I can report that both machines have been running smoothly for the last 48 hours, one instance each with all plots, with AMD memory peaking at 27G (INTEL 20G) but most of the time around 20G. Both are plotting.

As I mentioned before, lowering the AMD --sector-encoding-concurrency to 1 lowered its sector creation rate significantly. I’ve now changed it to 2…

So concurrency somehow causes higher memory usage, even on Intel (the fact that it got there once means that it can get there at some point later as well, likely when replotting kicks in).

Very interesting, I have no idea why this might be happening yet and I was running in a VM on Windows 11 Pro with sector concurrency 2 for a few hours and have not seen quite this dramatic increase in memory usage. It is a VM running on AMD Threadripper 7970X host with number of CPU cores limited 16.

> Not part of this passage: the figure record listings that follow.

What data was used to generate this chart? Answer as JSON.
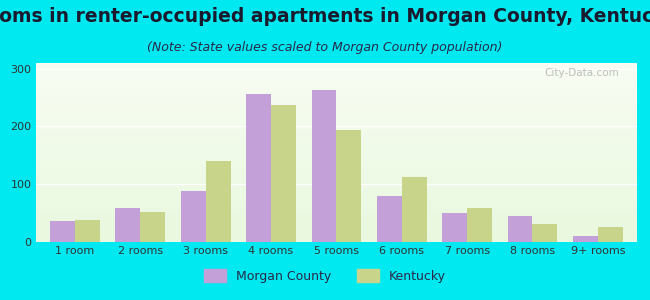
{
  "title": "Rooms in renter-occupied apartments in Morgan County, Kentucky",
  "subtitle": "(Note: State values scaled to Morgan County population)",
  "categories": [
    "1 room",
    "2 rooms",
    "3 rooms",
    "4 rooms",
    "5 rooms",
    "6 rooms",
    "7 rooms",
    "8 rooms",
    "9+ rooms"
  ],
  "morgan_county": [
    35,
    58,
    87,
    257,
    263,
    79,
    50,
    45,
    9
  ],
  "kentucky": [
    38,
    52,
    140,
    237,
    193,
    112,
    58,
    30,
    26
  ],
  "morgan_color": "#c4a0d8",
  "kentucky_color": "#c8d48a",
  "background_outer": "#00e8f0",
  "ylim": [
    0,
    310
  ],
  "yticks": [
    0,
    100,
    200,
    300
  ],
  "bar_width": 0.38,
  "title_fontsize": 13.5,
  "subtitle_fontsize": 9,
  "tick_fontsize": 8,
  "legend_fontsize": 9
}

It went down because lower concurrency is less efficient on that particular processor. Now we just need to figure out why it is using inadequately more memory with higher concurrency. Can you maybe set sector concurrency on AMD to 3 for fun and see how much time it takes for it to consume 40G of memory? Ideally it’d do that shortly after start, so we have a reliable reproduction.

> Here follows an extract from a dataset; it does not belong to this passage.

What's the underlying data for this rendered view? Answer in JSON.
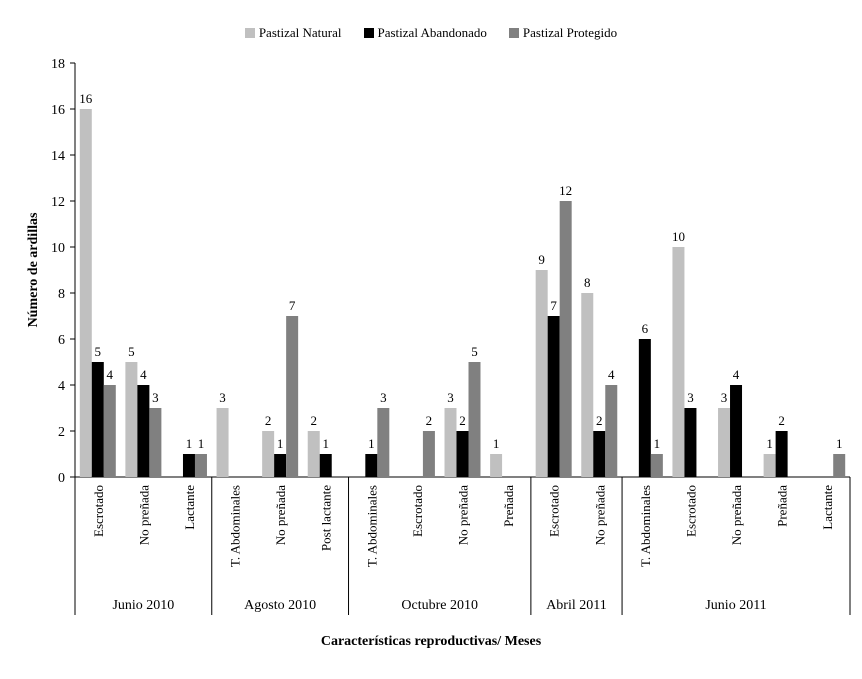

It is still suboptimal, I see you have many disks with multiple farms on them, which is less efficient for auditing and plotting, it is not necessary to do that for a very long time now (it was beneficial in some cases in much older versions of Gemini 3h software, but not anymore). Though it should not be the reason of high memory usage in another process of course.

Thanks for providing additional details!

【environment】
Windows 11 23H2 Enterprise Edition
CLI gemini-3h-2024-jun-18 skylake
AMD EPYC 7763 CPU + Samsung DDR4 512GB Memory
10 pieces of 15.36T SSD

After running for a period of time, the farmer process will exit!